她坐在床上,面对着窗户,轻声嘀咕道:“那个混蛋居然敢攻击我。你会怎么做?别告诉我你知道使徒会介入。”

        她的话语在空气中悬浮着,没有人回答。房间里没有其他人的存在,但她继续说话,就像是在进行一场对话。如果有人目睹了这一幕,他们可能会认为伊莎贝拉不适或甚至精神错乱。
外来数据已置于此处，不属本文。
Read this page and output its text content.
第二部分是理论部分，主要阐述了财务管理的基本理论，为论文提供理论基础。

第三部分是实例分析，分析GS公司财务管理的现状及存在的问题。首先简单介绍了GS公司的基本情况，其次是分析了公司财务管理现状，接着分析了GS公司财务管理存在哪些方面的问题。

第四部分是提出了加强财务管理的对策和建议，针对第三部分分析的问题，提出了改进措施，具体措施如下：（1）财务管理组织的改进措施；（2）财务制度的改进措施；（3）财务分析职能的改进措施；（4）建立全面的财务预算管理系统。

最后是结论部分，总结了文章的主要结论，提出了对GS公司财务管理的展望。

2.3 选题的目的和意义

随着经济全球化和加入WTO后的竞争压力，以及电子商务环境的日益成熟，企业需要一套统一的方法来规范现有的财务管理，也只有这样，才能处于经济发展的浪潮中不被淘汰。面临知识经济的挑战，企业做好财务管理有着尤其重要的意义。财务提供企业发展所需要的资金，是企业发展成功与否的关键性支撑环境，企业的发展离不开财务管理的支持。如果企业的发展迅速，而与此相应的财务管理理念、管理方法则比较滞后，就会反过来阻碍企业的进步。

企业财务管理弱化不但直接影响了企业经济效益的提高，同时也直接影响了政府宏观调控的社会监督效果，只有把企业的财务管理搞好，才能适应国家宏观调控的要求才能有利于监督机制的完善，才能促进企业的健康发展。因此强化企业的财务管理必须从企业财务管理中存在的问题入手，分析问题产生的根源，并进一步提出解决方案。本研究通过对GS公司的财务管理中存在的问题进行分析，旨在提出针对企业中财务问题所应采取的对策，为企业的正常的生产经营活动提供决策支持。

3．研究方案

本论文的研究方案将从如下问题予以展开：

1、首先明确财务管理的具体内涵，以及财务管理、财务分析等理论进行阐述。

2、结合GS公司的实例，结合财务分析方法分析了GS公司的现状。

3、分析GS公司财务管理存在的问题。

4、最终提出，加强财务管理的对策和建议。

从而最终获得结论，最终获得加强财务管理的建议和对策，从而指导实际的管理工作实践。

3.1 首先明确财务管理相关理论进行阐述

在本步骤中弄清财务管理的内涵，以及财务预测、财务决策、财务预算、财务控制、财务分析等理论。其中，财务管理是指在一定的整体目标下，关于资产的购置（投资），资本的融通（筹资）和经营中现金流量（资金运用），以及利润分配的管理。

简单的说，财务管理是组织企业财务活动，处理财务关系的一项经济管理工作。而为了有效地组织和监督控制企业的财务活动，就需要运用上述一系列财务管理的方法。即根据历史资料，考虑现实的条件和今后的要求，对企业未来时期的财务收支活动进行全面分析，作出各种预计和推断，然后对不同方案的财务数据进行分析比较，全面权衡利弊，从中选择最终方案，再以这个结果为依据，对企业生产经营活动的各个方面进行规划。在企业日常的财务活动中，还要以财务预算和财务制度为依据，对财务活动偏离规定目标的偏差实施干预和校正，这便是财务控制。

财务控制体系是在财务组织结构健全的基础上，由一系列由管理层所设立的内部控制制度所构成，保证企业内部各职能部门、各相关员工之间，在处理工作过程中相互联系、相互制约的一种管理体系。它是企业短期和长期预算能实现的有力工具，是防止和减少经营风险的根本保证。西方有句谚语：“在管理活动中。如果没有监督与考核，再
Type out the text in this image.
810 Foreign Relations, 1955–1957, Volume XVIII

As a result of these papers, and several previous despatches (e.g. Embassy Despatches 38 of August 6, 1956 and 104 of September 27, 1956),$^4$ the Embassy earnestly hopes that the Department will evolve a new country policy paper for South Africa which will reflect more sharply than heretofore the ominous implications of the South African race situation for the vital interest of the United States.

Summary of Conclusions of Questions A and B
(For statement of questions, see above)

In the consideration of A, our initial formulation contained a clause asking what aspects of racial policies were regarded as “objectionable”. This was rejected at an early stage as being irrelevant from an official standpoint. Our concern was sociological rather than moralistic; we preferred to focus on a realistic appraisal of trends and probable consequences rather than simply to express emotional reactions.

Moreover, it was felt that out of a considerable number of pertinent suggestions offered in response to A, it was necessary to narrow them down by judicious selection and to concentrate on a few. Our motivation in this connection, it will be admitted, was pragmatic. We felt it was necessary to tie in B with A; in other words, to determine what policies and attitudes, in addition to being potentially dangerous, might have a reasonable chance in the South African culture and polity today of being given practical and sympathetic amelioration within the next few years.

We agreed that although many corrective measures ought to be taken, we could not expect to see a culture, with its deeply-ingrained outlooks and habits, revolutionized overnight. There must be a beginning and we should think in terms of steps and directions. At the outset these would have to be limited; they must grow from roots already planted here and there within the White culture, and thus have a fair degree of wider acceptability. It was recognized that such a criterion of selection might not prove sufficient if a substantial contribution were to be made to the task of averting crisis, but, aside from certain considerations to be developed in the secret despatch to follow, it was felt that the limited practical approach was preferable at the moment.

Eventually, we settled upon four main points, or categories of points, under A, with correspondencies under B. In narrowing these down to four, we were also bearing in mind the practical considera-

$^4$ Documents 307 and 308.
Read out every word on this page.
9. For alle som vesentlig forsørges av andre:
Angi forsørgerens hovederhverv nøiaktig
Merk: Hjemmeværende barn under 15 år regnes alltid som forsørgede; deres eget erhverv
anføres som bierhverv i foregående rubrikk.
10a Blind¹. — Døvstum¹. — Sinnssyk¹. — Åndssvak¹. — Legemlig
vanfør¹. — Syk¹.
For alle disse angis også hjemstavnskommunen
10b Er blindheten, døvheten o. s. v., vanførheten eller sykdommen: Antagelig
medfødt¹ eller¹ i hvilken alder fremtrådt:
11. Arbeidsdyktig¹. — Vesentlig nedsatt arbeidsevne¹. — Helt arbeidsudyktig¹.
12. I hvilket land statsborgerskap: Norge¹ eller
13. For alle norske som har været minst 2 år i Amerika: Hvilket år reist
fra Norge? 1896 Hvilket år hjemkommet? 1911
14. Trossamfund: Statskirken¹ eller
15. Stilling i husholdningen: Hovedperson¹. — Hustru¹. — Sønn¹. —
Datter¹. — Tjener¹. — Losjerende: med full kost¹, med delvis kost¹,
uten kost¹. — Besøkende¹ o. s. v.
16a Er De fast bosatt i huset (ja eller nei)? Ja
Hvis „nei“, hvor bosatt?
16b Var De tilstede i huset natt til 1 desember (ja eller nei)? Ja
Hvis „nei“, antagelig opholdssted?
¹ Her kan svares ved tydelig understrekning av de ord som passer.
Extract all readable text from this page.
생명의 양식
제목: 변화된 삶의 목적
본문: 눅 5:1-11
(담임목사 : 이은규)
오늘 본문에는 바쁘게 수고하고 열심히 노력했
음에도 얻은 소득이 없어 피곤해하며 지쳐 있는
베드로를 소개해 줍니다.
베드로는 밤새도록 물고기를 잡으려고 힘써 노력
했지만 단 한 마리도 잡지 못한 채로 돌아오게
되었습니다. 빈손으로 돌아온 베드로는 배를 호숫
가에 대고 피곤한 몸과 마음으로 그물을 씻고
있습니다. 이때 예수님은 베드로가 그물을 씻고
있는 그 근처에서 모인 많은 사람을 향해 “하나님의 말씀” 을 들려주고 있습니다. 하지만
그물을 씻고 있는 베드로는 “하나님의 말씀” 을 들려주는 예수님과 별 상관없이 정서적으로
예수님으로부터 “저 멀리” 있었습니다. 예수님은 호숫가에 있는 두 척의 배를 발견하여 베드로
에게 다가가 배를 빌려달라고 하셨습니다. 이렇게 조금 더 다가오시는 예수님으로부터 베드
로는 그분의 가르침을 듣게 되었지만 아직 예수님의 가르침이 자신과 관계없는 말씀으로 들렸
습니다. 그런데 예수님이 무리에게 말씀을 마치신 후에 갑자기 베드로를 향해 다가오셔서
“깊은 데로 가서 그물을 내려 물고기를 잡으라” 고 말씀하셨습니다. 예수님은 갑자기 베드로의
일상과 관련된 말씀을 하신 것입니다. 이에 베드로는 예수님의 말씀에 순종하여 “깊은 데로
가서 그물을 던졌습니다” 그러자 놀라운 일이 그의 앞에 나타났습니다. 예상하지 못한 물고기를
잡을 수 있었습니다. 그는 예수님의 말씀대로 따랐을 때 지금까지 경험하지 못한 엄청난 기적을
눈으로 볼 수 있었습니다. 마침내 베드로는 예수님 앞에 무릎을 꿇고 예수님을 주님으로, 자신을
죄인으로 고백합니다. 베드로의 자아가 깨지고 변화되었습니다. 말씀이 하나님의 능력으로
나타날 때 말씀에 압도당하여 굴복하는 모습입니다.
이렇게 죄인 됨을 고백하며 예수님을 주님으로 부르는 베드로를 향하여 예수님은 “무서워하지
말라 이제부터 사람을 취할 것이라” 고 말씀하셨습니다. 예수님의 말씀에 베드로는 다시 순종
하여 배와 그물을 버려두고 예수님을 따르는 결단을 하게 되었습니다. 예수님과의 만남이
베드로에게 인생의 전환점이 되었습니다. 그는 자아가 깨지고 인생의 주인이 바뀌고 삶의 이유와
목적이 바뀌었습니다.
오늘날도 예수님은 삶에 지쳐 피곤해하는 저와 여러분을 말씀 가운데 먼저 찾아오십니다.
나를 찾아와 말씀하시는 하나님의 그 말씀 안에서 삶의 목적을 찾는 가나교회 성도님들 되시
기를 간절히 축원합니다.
        “你说你还不成熟是什么意思?你的毒液应该足以消灭他们!”她嘶哑着,高贵的举止在愤怒中崩溃,她咒骂着。

        她正要说更多的时候,注意到雾气从她的门底部渗透出来。她的眼睛眯了起来,她低声说:“是时候了,就像妈妈和爸爸说的那样。雾已经来了。保护我。”

        她的长袍略微移动了一下,从里面钻出一条小灰蛇,滑到了她身边的地板上。

        它开始缓慢地围绕着伊莎贝拉盘旋,形成了一道保护屏障。随着它按照既定的模式移动,一束柔和的白光包围了伊莎贝拉,形成了一道可以抵御逼近迷雾的盾牌。

        她闭上眼睛,皱起眉头,专注于内心思绪,思想被雾气所包围,无法触及她的内心。

        阿贝尔周围的世界被金色的光芒笼罩着,他发现自己回到了自己的村庄,熟悉的景物和声音像一条温暖的毯子一样包裹着他。他站在镇中心的广场上,脚下鹅卵石街道从正午的阳光中散发出舒适的热量。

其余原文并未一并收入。